Cet ouvrage est un ouvrage de souvenir qui couvrirait la période qui va de la petite enfance aux 17 ans de l’auteur. Nous y découvrons une petite fille maghrébine mais fille d’une famille aisée et dont le père a de plus la fonction très honorifique d’instituteur. Sans doute n’est-il pas l’égal des enseignants français (et l’on sent là une gène pas approfondie) mais il occupe néanmoins une fonction prestigieuse aux yeux des Algériens, car il est de plus celui qui peut permettre à leurs enfants de s’élever socialement. Le père est donc entouré ainsi et par son aisance financière, d’une aura qui le met au-dessus des autres, comme il est déjà au-dessus des femmes en tant qu’homme musulman et au-dessus des membres de sa famille en tant que pater familias. Son image est magnifiée, il est LA référence. Assia Djebar, en tant que fille et qu’aînée, sera celle qui devra se libérer de cette chape, d’autant qu’aussi évolué soit-il, ce père reste un musulman pratiquant pour qui la liberté des femmes est loin d’être chose acceptable. Ainsi, l’une des scènes marquantes de la jeune enfance d’Assia est-elle celle où son père, la voyant découvrir ses mollets en apprenant à faire du vélo, lui interdit de façon traumatisante car absolue et porteuse d’un lourd non-dit, de se livrer à cette activité. Sans le comprendre vraiment, la petite découvre alors le poids des tabous. Elle avait vu sa mère sortir soigneusement voilée mais le luxe des dits voiles et la supériorité sociale de sa mère sur les autres femmes arabes, ainsi que l’amour réel qui unissait ses parents, lui avaient caché la réalité oppressive de la situation. Cette leçon de vélo est une première alerte.
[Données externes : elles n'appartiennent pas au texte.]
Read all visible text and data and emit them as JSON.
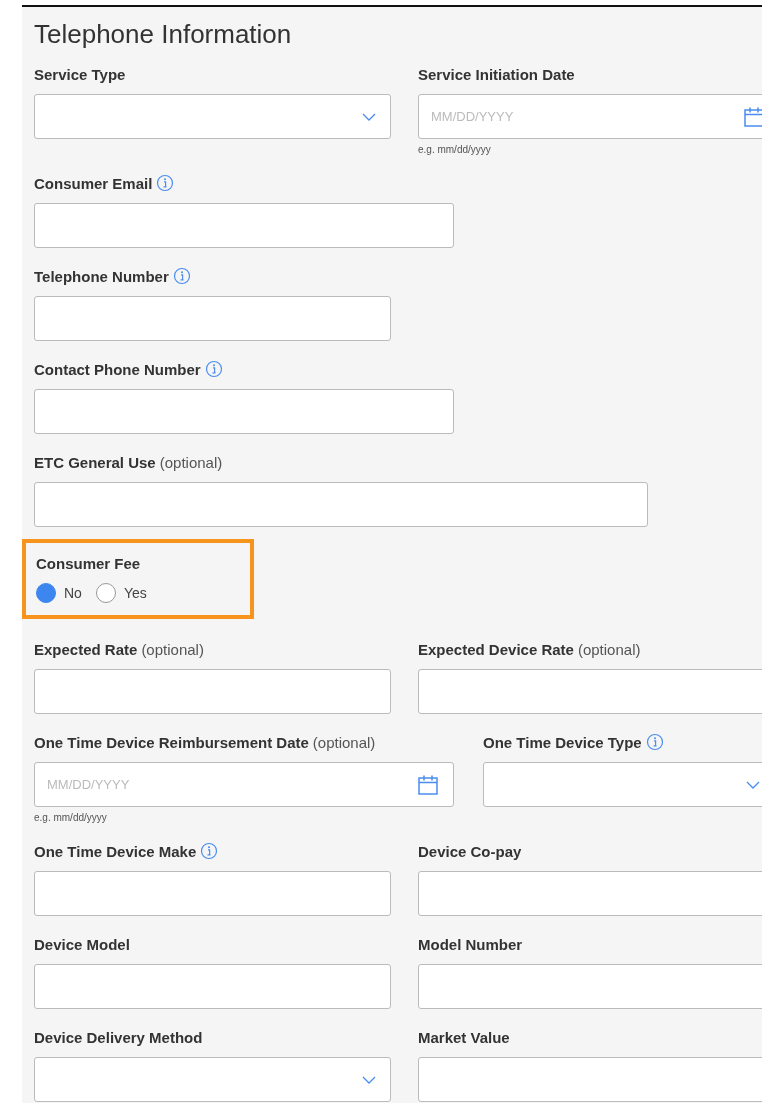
{
  "section": {
    "title": "Telephone Information"
  },
  "rows": [
    {
      "fields": [
        {
          "kind": "select",
          "label": "Service Type"
        },
        {
          "kind": "date",
          "label": "Service Initiation Date",
          "placeholder": "MM/DD/YYYY",
          "hint": "e.g. mm/dd/yyyy"
        }
      ]
    },
    {
      "fields": [
        {
          "kind": "text",
          "label": "Consumer Email",
          "info": true,
          "wide": true
        }
      ]
    },
    {
      "fields": [
        {
          "kind": "text",
          "label": "Telephone Number",
          "info": true
        }
      ]
    },
    {
      "fields": [
        {
          "kind": "text",
          "label": "Contact Phone Number",
          "info": true,
          "wide": true
        }
      ]
    },
    {
      "fields": [
        {
          "kind": "text",
          "label": "ETC General Use",
          "note": "(optional)",
          "extra_wide": true
        }
      ]
    },
    {
      "fields": [
        {
          "kind": "radio",
          "label": "Consumer Fee",
          "highlighted": true,
          "options": [
            {
              "label": "No",
              "selected": true
            },
            {
              "label": "Yes",
              "selected": false
            }
          ]
        }
      ]
    },
    {
      "fields": [
        {
          "kind": "text",
          "label": "Expected Rate",
          "note": "(optional)"
        },
        {
          "kind": "text",
          "label": "Expected Device Rate",
          "note": "(optional)"
        }
      ]
    },
    {
      "fields": [
        {
          "kind": "date",
          "label": "One Time Device Reimbursement Date",
          "note": "(optional)",
          "placeholder": "MM/DD/YYYY",
          "hint": "e.g. mm/dd/yyyy",
          "wide": true
        },
        {
          "kind": "select",
          "label": "One Time Device Type",
          "info": true
        }
      ]
    },
    {
      "fields": [
        {
          "kind": "text",
          "label": "One Time Device Make",
          "info": true
        },
        {
          "kind": "text",
          "label": "Device Co-pay"
        }
      ]
    },
    {
      "fields": [
        {
          "kind": "text",
          "label": "Device Model"
        },
        {
          "kind": "text",
          "label": "Model Number"
        }
      ]
    },
    {
      "fields": [
        {
          "kind": "select",
          "label": "Device Delivery Method"
        },
        {
          "kind": "text",
          "label": "Market Value"
        }
      ]
    }
  ]
}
Pourtant, la jeune fille poursuivra ses études bien plus loin qu’il n’est habituel pour une jeune femme et se libérera de plus en plus de l’emprise paternelle, sans rébellion ouverte, mais par l’esquive. Elle parviendra ainsi à sauvegarder une grande partie de sa liberté.

Après cette première scène de la bicyclette, nous progressons dans ses souvenirs, découvrant une réalité maghrébine bien éloignée de celle de "La grande maison" de Mohamed Dib par exemple. On est dans un milieu aisé, cultivé et proche des Français. On y fait des études, on y apprend le piano etc. on n’a pas de problèmes financiers graves. Assia grandit et déroule le fil de ses souvenirs jusqu’à une scène marquante et fondatrice vers laquelle on s’aperçoit que le livre tend depuis le début et qui, vécue par l’auteur à l’égal de la scène du vautour pour Léonard de Vinci, donne lieu à de nombreuses pages, récits et commentaires. Je pense qu’il vaut mieux que je ne vous en dise pas plus, il est préférable que vous découvriez (éventuellement) par la main de l’auteur cet évènement qui aurait –pense-t-elle- marqué et influencé la totalité de son existence.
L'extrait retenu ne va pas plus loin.